Новая офици́на — это был небольшой одноэтажный домик, каменный, крытый гонтом, примыкавший непосредственно к той части официны, где находилась кухня. В домике было две половины, разделённые небольшими сенями; в каждой — одна просторная комната с двумя окнами в сад и кухня с одним окном во двор. Одна половина стояла пустой; лишь изредка, раз-два в год, там кто-то останавливался. Во второй половине жил о. Нестор, и именно на эту часть, выступающую в сад, была обращена вся внимательность пани Олимпии. Вот сверкает на солнце окно кухни. Оно занавешено зелёной плетёной шторкой и закрыто. Рама неплотно прилегает — видно, нижняя защёлка оторвана. Забор, что отделяет двор от сада, не доходит до официны, так что перед окном о. Нестора есть маленький палисадник, обнесённый невысоким частоколом. Раньше здесь сажали цветы, но уже несколько лет никто туда не заглядывал. Грядки заросли густой травой, под забором раскинулись лопухи и трясут своими розово-серебристыми головками выше самого частокола. У стены разросся дикий кустарник: полынь, ласточкино зелье и чернобыль лезут один поверх другого, заглядывают в окно кухни и тянутся к солнцу своими пышными листьями. Только в самом углу палисадника одинокий могучий подсолнух выстрелил выше всей этой цветущей и пахучей толпы и, трепеща своими широкими листьями на утреннем ветру, изо всех сил тянет свою жёсткую шею с огромным цветком туда, куда по безоблачному небу плывёт солнце.

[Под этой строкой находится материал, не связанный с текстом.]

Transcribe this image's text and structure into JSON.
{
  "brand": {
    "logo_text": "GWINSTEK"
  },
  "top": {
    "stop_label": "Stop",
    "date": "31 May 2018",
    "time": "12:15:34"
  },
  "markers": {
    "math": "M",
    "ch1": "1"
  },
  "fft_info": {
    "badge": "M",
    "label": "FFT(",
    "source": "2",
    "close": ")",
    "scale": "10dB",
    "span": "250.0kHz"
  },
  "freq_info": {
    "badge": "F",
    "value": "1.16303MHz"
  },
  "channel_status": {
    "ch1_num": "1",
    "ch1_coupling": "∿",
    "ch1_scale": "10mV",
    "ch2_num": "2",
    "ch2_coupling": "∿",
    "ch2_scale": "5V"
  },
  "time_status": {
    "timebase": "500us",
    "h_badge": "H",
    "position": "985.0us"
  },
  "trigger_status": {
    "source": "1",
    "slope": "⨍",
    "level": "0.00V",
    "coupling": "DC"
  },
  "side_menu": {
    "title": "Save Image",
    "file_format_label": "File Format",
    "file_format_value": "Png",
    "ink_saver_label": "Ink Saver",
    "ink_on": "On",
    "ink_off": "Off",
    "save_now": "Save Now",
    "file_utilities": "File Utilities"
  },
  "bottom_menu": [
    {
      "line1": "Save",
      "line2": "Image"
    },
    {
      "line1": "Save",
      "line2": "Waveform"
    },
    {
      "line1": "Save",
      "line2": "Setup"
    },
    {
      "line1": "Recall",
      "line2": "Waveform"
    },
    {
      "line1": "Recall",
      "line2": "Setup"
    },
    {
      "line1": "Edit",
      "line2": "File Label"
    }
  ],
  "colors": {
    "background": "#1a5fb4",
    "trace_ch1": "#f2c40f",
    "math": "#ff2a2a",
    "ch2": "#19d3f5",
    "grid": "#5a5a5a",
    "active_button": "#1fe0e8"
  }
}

Двери в сени новой официны были открыты. Пани Олимпия хорошо знала, что о. Нестор каждый вечер, ложась спать, сам запирает их на замок. Замок этот, новый, французский, он сам купил пару лет назад во Львове и ключ от него всегда носил при себе. Раз двери открыты — значит, Деменюк уже разбудил о. Нестора или кто-то другой пришёл к нему. Пани Олимпия на минуту остановилась в сенях, чтобы прислушаться, не говорит ли кто с о. Нестором, а тем временем её глаза осмотрели внутренность сеней с той же тщательностью, с какой она ранее разглядывала фасад официны. В сенях было пусто, лишь в одном углу стояла скамеечка, которую по вечерам о. Нестор велел выносить в сад, когда хотел посидеть на свежем воздухе. Двери в пустую половину были заперты; в них всё ещё торчал ключ после того, как неделю назад там проветривали. Пани Олимпия машинально вынула ключ и убрала его в карман. В комнате о. Нестора было тихо; только спустя мгновение она услышала всплеск воды — знак, что о. Нестор умывался при помощи Деменюка. Не стучась, она вошла внутрь.

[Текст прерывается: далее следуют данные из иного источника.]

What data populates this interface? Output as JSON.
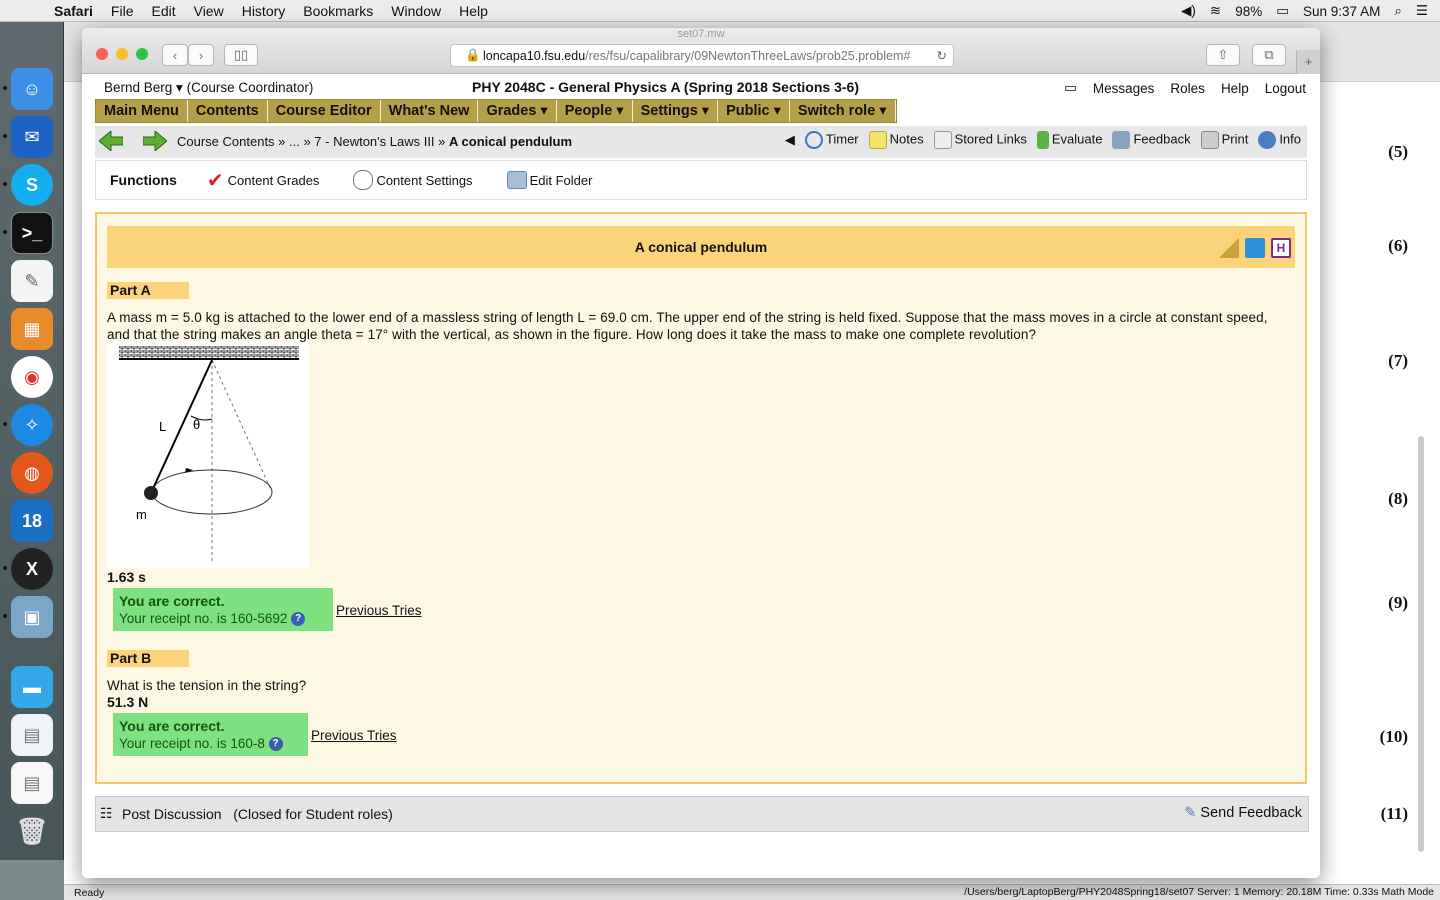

— Добрый день вам, отче! — громко сказала она, зная, что о. Нестор немного туговат на ухо. Он как раз умывался и стоял с лицом, закрытым полотенцем. Дрожащими руками пытался вытереться, но не мог, пока Деменюк, отставив в сторону ведро, не подошёл и не обтёр ему лицо, голову и руки.
Любой, кто впервые увидел бы невысокую, согбенную, сморщенную и дрожащую фигуру о. Нестора, невольно сравнил бы его со старым, сверху увядшим, а внутри — червивым грибом. Казалось, что эта жёлтая, сморщенная кожа лишь держит кости, без капли мяса и крови, что эта большая седая голова с выбритым лицом и ещё густыми седыми волосами вот-вот оторвётся от туловища — настолько слабо она держалась на длинной, худой шее. Худые, даже страшные руки с длинными костлявыми пальцами, некогда широкая, а теперь впалая грудь, иссохшие ноги в старых стоптанных тапках без носков — всё это дополняло образ о. Нестора. На нём была только чёрная жилетка поверх рубахи и такие же брюки; старая сутана, тщательно вычищенная Деменюком, висела на крючке у двери в комнату.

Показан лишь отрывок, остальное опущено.